Menurut IDAI, tangisan bayi yang keras saat dipijat merupakan indikasi ketidaknyamanan. Stimulasi pada bayi seharusnya selalu mengutamakan rasa aman, kelembutan, serta respons positif dari anak.

Sebelumnya, sebuah video yang beredar di TikTok memperlihatkan seorang bayi menangis histeris saat tubuhnya diketuk menggunakan alat totok, sementara bagian kepalanya diusap oleh seorang praktisi. Video ini memicu diskusi luas mengenai praktik pijat bayi yang aman.

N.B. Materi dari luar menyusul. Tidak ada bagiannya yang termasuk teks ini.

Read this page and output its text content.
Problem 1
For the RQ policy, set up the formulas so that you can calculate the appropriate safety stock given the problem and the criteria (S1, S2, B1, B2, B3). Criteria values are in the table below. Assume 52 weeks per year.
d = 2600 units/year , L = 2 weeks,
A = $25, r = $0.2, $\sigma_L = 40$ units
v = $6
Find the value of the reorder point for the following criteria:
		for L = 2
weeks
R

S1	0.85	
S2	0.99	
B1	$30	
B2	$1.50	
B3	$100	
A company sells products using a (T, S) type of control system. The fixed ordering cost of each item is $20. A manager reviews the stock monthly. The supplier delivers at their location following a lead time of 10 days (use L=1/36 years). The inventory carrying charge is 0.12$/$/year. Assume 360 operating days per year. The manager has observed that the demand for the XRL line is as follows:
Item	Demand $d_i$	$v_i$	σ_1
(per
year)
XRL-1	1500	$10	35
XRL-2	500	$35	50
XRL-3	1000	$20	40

Melalui akun Instagram resminya, @idai_ig, IDAI menegaskan bahwa setiap sentuhan pada anak harus menciptakan rasa aman, bukan luka atau ketakutan.

“Menanggapi video viral ‘Totok Sirih’ pada bayi di Palembang, Sumatera Selatan. Mari kita pastikan setiap sentuhan pada anak menghadirkan rasa aman, bukan luka. Karena yang mereka butuhkan bukan kekuatan, tapi kepekaan dan kasih sayang,” tulis IDAI pada Sabtu (25/4/2026).

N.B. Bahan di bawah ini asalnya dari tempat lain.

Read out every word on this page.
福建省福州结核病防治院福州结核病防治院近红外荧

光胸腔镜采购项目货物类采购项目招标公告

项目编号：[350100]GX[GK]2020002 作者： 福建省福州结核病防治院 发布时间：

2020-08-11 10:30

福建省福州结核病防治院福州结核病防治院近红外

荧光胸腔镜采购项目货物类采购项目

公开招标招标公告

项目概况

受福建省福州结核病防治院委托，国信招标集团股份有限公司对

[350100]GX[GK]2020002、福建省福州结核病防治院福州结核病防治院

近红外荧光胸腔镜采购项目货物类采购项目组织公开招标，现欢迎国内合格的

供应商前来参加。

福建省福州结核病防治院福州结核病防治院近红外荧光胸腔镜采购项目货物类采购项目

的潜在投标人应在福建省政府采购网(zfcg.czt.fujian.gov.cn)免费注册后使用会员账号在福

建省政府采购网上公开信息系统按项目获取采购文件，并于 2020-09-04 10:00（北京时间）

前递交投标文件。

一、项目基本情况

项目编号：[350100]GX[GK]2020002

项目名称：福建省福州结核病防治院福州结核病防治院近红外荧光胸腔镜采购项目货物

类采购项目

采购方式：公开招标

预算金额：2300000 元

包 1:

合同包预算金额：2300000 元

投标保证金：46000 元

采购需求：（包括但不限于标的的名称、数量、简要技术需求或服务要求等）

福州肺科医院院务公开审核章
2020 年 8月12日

IDAI juga mengapresiasi respons cepat IDAI Sumatera Selatan dalam memberikan edukasi dan advokasi perlindungan anak terkait kasus tersebut.

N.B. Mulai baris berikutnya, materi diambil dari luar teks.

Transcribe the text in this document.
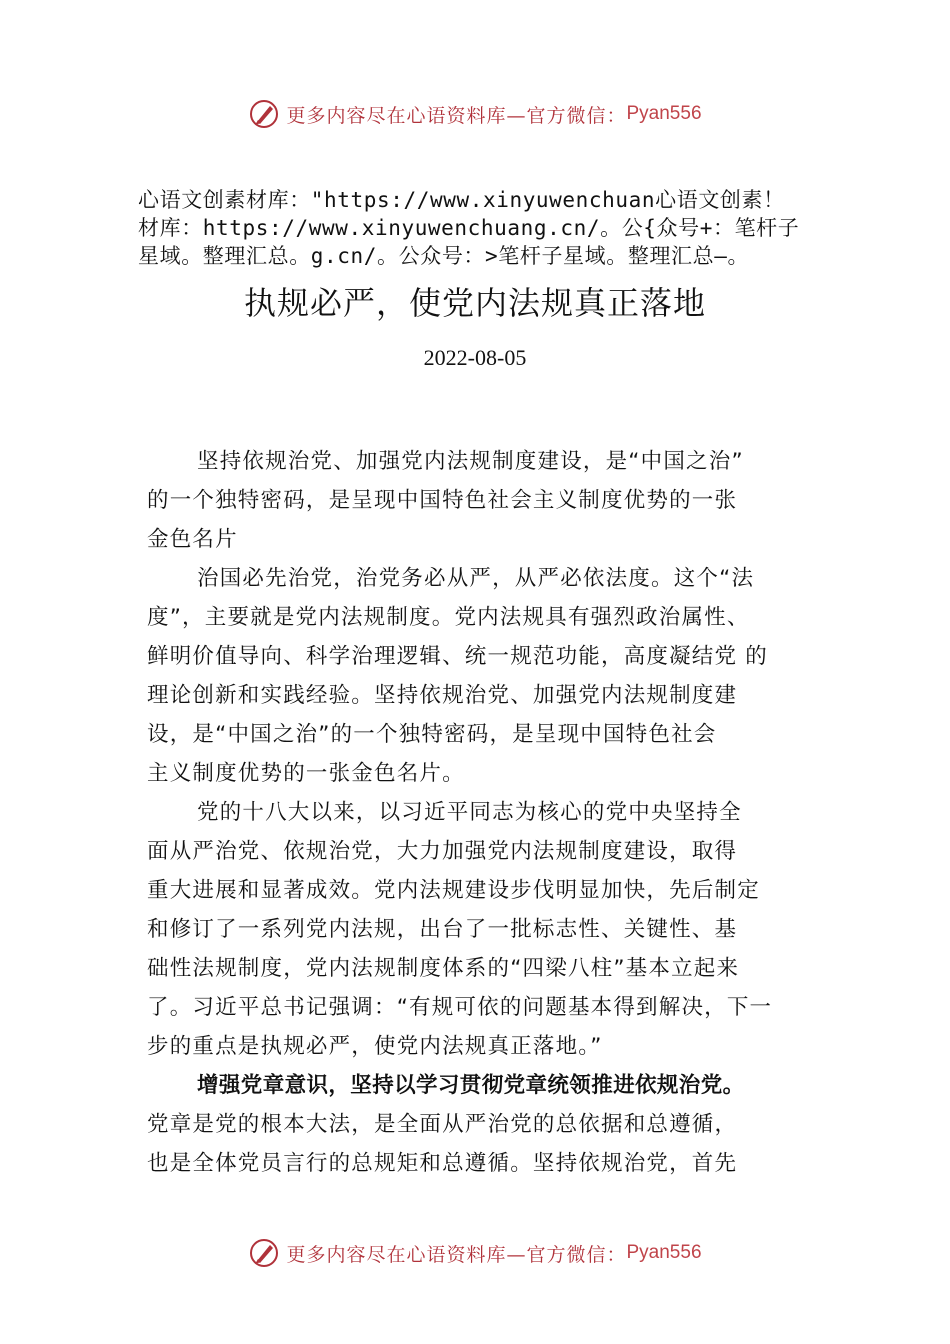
更多内容尽在心语资料库—官方微信： Pyan556
心语文创素材库："https://www.xinyuwenchuan心语文创素！
材库：https://www.xinyuwenchuang.cn/。公{众号+：笔杆子
星域。整理汇总。g.cn/。公众号：>笔杆子星域。整理汇总—。
执规必严，使党内法规真正落地
2022-08-05
坚持依规治党、加强党内法规制度建设，是“中国之治”
的一个独特密码，是呈现中国特色社会主义制度优势的一张
金色名片
治国必先治党，治党务必从严，从严必依法度。这个“法
度”，主要就是党内法规制度。党内法规具有强烈政治属性、
鲜明价值导向、科学治理逻辑、统一规范功能，高度凝结党 的
理论创新和实践经验。坚持依规治党、加强党内法规制度建
设，是“中国之治”的一个独特密码，是呈现中国特色社会
主义制度优势的一张金色名片。
党的十八大以来，以习近平同志为核心的党中央坚持全
面从严治党、依规治党，大力加强党内法规制度建设，取得
重大进展和显著成效。党内法规建设步伐明显加快，先后制定
和修订了一系列党内法规，出台了一批标志性、关键性、基
础性法规制度，党内法规制度体系的“四梁八柱”基本立起来
了。习近平总书记强调：“有规可依的问题基本得到解决，下一
步的重点是执规必严，使党内法规真正落地。”
增强党章意识，坚持以学习贯彻党章统领推进依规治党。
党章是党的根本大法，是全面从严治党的总依据和总遵循，
也是全体党员言行的总规矩和总遵循。坚持依规治党，首先
更多内容尽在心语资料库—官方微信： Pyan556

Dalam penjelasannya, IDAI menegaskan bahwa bayi yang menangis keras saat dipijat menandakan ia sedang tidak nyaman. Oleh karena itu, kondisi bayi harus diperhatikan dengan cermat sebelum melakukan pijat.

Bayi sebaiknya tidak dipijat jika sedang demam atau sakit, baru saja makan atau menyusu, dalam keadaan lapar atau mengantuk, serta belum berada dalam kondisi tenang.

“Kalau bayi belum nyaman, lebih baik ditunda dulu,” tulis IDAI.

Tahapan Pijat Bayi yang Aman dan Lembut

IDAI juga memberikan panduan mengenai tahapan pijat bayi yang aman dan lembut. Sebelum memulai, disarankan untuk menciptakan suasana ruangan yang hangat dan tenang. Tangan pemijat harus dipastikan bersih dan kuku harus dipotong pendek.

Penggunaan minyak khusus bayi juga disarankan. Penting untuk memastikan bayi dalam kondisi sadar dan tenang selama proses pijat.

Adapun tahapan pijat bayi yang direkomendasikan adalah sebagai berikut:

  • Kaki: Usap paha ke arah kaki secara lembut, menyerupai gerakan “memerah susu”, tanpa memberikan tekanan yang kuat.
  • Perut: Pijat ringan dengan gerakan searah jarum jam untuk membantu mengurangi kembung. Hindari memijat perut segera setelah bayi makan.
  • Dada dan Tangan: Usap dari tengah dada ke arah samping, kemudian pijat tangan dan bahu hingga pergelangan tangan dengan lembut.
  • Punggung: Tengkurapkan bayi dengan tetap dalam pengawasan, lalu usap perlahan dari area leher hingga bokong.

IDAI menekankan bahwa pijat bayi harus selalu mengikuti respons anak. Jika bayi terlihat tenang, pijatan dapat dilanjutkan. Namun, jika bayi menangis, sebaiknya segera dihentikan.

Durasi pijat bayi yang ideal adalah sekitar 10-15 menit. Penting untuk tidak memberikan tekanan kuat dan menghindari teknik seperti “totok”.

“Tujuannya membuat bayi nyaman, bukan takut, nyeri, atau terpaksa. Pijat bayi bukan untuk mengobati penyakit, tetapi untuk menstimulasi tumbuh kembang,” tegas IDAI.

Jika dilakukan dengan benar, pijat bayi dapat memberikan sejumlah manfaat, di antaranya membuat bayi lebih rileks, membantu kenaikan berat badan, serta mendukung sistem pencernaan dan sirkulasi tubuh.